Remembrances & tributes

John Lasica’s remembrances

From left, Walter Wojcik, Emil Lasica, his mother ("Babci"), John Lasica, George Maciag and his son Gregory, circa 1951.

From left, Walter Wojcik, Emil Lasica, his mother (“Babci”), John Lasica, George Maciag and his son Gregory, circa 1951.

John Lasica died in Port Richey, Fla., on June 30, 2010, at age 91. In his late 80s, he wrote this short bio and remembrance:

My father Wojciech (George) Lasica was born on Oct. 9, 1892, in Galicia, Austria. His parents were Jacob Lasica and Maryann Dul from Spiech, Austria (now Spie, Poland).
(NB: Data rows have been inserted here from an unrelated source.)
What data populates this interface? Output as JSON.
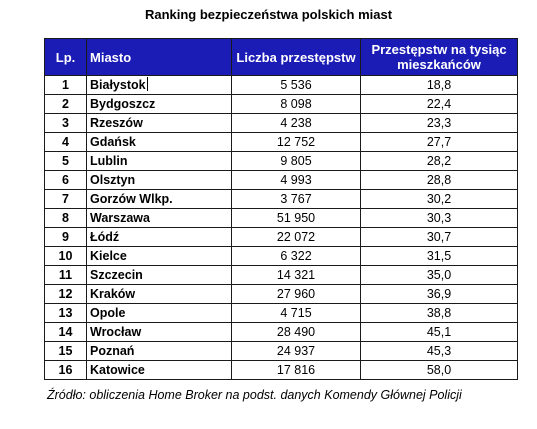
{
  "title": "Ranking bezpieczeństwa polskich miast",
  "table": {
    "headers": {
      "lp": "Lp.",
      "city": "Miasto",
      "count": "Liczba przestępstw",
      "rate": "Przestępstw na tysiąc mieszkańców"
    },
    "rows": [
      {
        "lp": "1",
        "city": "Białystok",
        "count": "5 536",
        "rate": "18,8"
      },
      {
        "lp": "2",
        "city": "Bydgoszcz",
        "count": "8 098",
        "rate": "22,4"
      },
      {
        "lp": "3",
        "city": "Rzeszów",
        "count": "4 238",
        "rate": "23,3"
      },
      {
        "lp": "4",
        "city": "Gdańsk",
        "count": "12 752",
        "rate": "27,7"
      },
      {
        "lp": "5",
        "city": "Lublin",
        "count": "9 805",
        "rate": "28,2"
      },
      {
        "lp": "6",
        "city": "Olsztyn",
        "count": "4 993",
        "rate": "28,8"
      },
      {
        "lp": "7",
        "city": "Gorzów Wlkp.",
        "count": "3 767",
        "rate": "30,2"
      },
      {
        "lp": "8",
        "city": "Warszawa",
        "count": "51 950",
        "rate": "30,3"
      },
      {
        "lp": "9",
        "city": "Łódź",
        "count": "22 072",
        "rate": "30,7"
      },
      {
        "lp": "10",
        "city": "Kielce",
        "count": "6 322",
        "rate": "31,5"
      },
      {
        "lp": "11",
        "city": "Szczecin",
        "count": "14 321",
        "rate": "35,0"
      },
      {
        "lp": "12",
        "city": "Kraków",
        "count": "27 960",
        "rate": "36,9"
      },
      {
        "lp": "13",
        "city": "Opole",
        "count": "4 715",
        "rate": "38,8"
      },
      {
        "lp": "14",
        "city": "Wrocław",
        "count": "28 490",
        "rate": "45,1"
      },
      {
        "lp": "15",
        "city": "Poznań",
        "count": "24 937",
        "rate": "45,3"
      },
      {
        "lp": "16",
        "city": "Katowice",
        "count": "17 816",
        "rate": "58,0"
      }
    ]
  },
  "source": "Źródło: obliczenia Home Broker na podst. danych Komendy Głównej Policji",
  "colors": {
    "header_background": "#1b1bb5",
    "header_text": "#ffffff",
    "border": "#1a1a1a"
  }
}
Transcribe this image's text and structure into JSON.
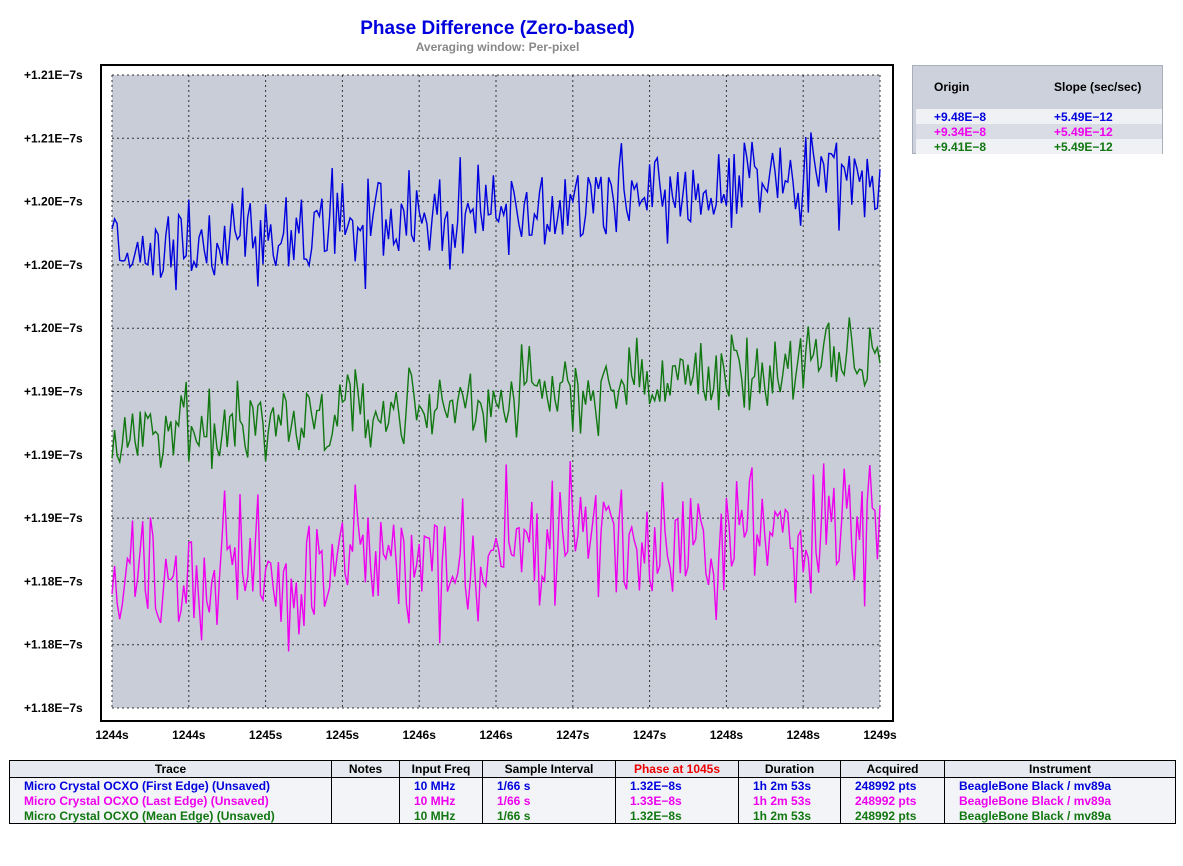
{
  "chart_data": {
    "type": "line",
    "title": "Phase Difference (Zero-based)",
    "subtitle": "Averaging window: Per-pixel",
    "xlabel": "",
    "ylabel": "",
    "grid": true,
    "x_tick_labels": [
      "1244s",
      "1244s",
      "1245s",
      "1245s",
      "1246s",
      "1246s",
      "1247s",
      "1247s",
      "1248s",
      "1248s",
      "1249s"
    ],
    "y_tick_labels": [
      "+1.21E−7s",
      "+1.21E−7s",
      "+1.20E−7s",
      "+1.20E−7s",
      "+1.20E−7s",
      "+1.19E−7s",
      "+1.19E−7s",
      "+1.19E−7s",
      "+1.18E−7s",
      "+1.18E−7s",
      "+1.18E−7s"
    ],
    "xlim": [
      1244.0,
      1249.0
    ],
    "ylim": [
      1.178e-07,
      1.212e-07
    ],
    "series": [
      {
        "name": "Micro Crystal OCXO (First Edge) (Unsaved)",
        "color": "#0000dd",
        "start": 1.2024e-07,
        "end": 1.2068e-07,
        "noise": 1.2e-10
      },
      {
        "name": "Micro Crystal OCXO (Last Edge) (Unsaved)",
        "color": "#ee00ee",
        "start": 1.1848e-07,
        "end": 1.1878e-07,
        "noise": 1.9e-10
      },
      {
        "name": "Micro Crystal OCXO (Mean Edge) (Unsaved)",
        "color": "#117711",
        "start": 1.1924e-07,
        "end": 1.1968e-07,
        "noise": 1.1e-10
      }
    ]
  },
  "slope_panel": {
    "origin_header": "Origin",
    "slope_header": "Slope (sec/sec)",
    "rows": [
      {
        "origin": "+9.48E−8",
        "slope": "+5.49E−12",
        "color": "#0000dd"
      },
      {
        "origin": "+9.34E−8",
        "slope": "+5.49E−12",
        "color": "#ee00ee"
      },
      {
        "origin": "+9.41E−8",
        "slope": "+5.49E−12",
        "color": "#117711"
      }
    ]
  },
  "trace_table": {
    "headers": [
      "Trace",
      "Notes",
      "Input Freq",
      "Sample Interval",
      "Phase at 1045s",
      "Duration",
      "Acquired",
      "Instrument"
    ],
    "highlight_header_color": "#ee0000",
    "rows": [
      {
        "color": "#0000dd",
        "trace": "Micro Crystal OCXO (First Edge) (Unsaved)",
        "notes": "",
        "freq": "10 MHz",
        "interval": "1/66 s",
        "phase": "1.32E−8s",
        "duration": "1h 2m 53s",
        "acquired": "248992 pts",
        "instrument": "BeagleBone Black / mv89a"
      },
      {
        "color": "#ee00ee",
        "trace": "Micro Crystal OCXO (Last Edge) (Unsaved)",
        "notes": "",
        "freq": "10 MHz",
        "interval": "1/66 s",
        "phase": "1.33E−8s",
        "duration": "1h 2m 53s",
        "acquired": "248992 pts",
        "instrument": "BeagleBone Black / mv89a"
      },
      {
        "color": "#117711",
        "trace": "Micro Crystal OCXO (Mean Edge) (Unsaved)",
        "notes": "",
        "freq": "10 MHz",
        "interval": "1/66 s",
        "phase": "1.32E−8s",
        "duration": "1h 2m 53s",
        "acquired": "248992 pts",
        "instrument": "BeagleBone Black / mv89a"
      }
    ]
  }
}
My father had two sisters. [Actually, he had three sisters and two brothers.] My mother was born on Nov. 3, 1890, in Galicia, Austria. Her parents were Andrew Delenta and Honorato Zak in Kamien, Austria. She had two brothers, Luke and Joseph. Austria was part of Poland and after the war it was taken over by Poland.

My mother came to Warren, Rhode Island, where he brothers lived and met my father there, and at an early age, 21, they were married in Warren, R.I. Shortly they moved to New Jersey, where my father worked in a bakery. After a few years of working, he had enough money and bought a bakery in Garfield, NJ. My sister Violet was born on Sept. 17, 1916, and my sister Jean was born March 21, 1917. I was born on June 23, 1919, and my brother Emil was born on Aug. 14, 1920. My sister Sophie (Tory) was born on July 3, 1926. We were born very close because my father wanted us to be a close family.

I as a young tot remember the streets were like beach sand and the delivery of supplies were made by horse and wagon because the rucks could not drive in the soft sand. I also remember going with my father to make his deliveries and the horse knew when to make his stop at each home and stores. The bakery was named Hilltop bakery because it was on top of a hill. After a few years my father sold his bakery and bought one in Passaic, NJ.

My father had his brother-in-law working for him as a baker. One night Mr. Madanski had a few drinks and was frying donuts when he fell asleep and the oil boiled over and started a fire. My mother took my two sisters out and my father put my brother and me in a big quilt and threw us down to the firemen. Mr. Madanski died in the fire and that as the end of his business. My father kept on working as a baker after that. My mother worked in a handkerchief factory and they saved enough money to buy a house for $7,000. It was a big house with 3 bedrooms on the second floor and a big living room and dining room and kitchen, plus a sun room for plants. My mother didn’t enroll me in school because she wanted my brother and I to go to school together. We had a good life and there was no shortage of food during the Depression. Before winter my father went out and bought a couple bushels of cabbage and would grate it in a 55-gallon barrel, and we had sauerkraut all winter. Any kraut left over the winter went into jars.

My father would go to a banana dealer and buy a big whole stalk of bananas and hung i in the garage for us to help ourselves. My mother’s neighbors in Poland were the Prybysz family, which included Anthony, Joseph, Rudolph and Martin. Anthony lived not too far from us, so when martin came to visit his brother Tony, my mother would ask me to take her by Tony’s house so she could see martin because they were very close in Poland.

Martin had three daughters, Stella, Loddie and Blanche. Loddie was baptized as Ladislava and the teacher’s had a hard time saying it so they changed it to Loddie. It was there at Tony’s house where I met Loddie, and I would travel from my home in NJ to NY City where she lived. After a short courtship, we were married on June 15, 1940.

John M. Lasica was born two years later in October 1942 [his bio says 1941]. I worked in a little supermarket and didn’t have a defense job so I was drafted into the Army on Sept. 1, 1944, and was stationed at Fort Knox, Ky, where I went to the Cooks and bakery school and graduated with a score of 87. I was made a mess sergeant and had six books, and had to make out the supplies and make out the menu. The menu was in our manual, so I didn’t have any worry what to feed the soliders.

I was discharged in July 1946 and went to work at Botany Mills, where they made the yarn for suits, shirts, ties and all wearing apparel. Botany Mills got slow because the USA was importing all the material from other countries. After a few years at Botany, I went to work in a supermarket and worked for the same owner for 32 1/2 years before I retired in 1981 [from A&P].

My son Robert (Bob) was born May 26, 1947, after I came out of the service. My father passed away in 1961, and my mother passed away in 1973. John M. Lasica got married at an early age and had three wonderful children, who we didn’t see much because I worked six and seven days a week and was busy on my little time I had. They lived in Connecticut and we lived in NJ.

When Loddie and I got married we lived in a house that had no hot water so we had to put on the gas tank to heat up the water for 17 1/2 years. We bought a house in 1957 in Saddle Book, NJ. We sold our house in 1989 and moved to Florida to the hot weather. A few years later Bob moved down here not far from us so we are able to see him and his companion and he does things for us that I can’t do.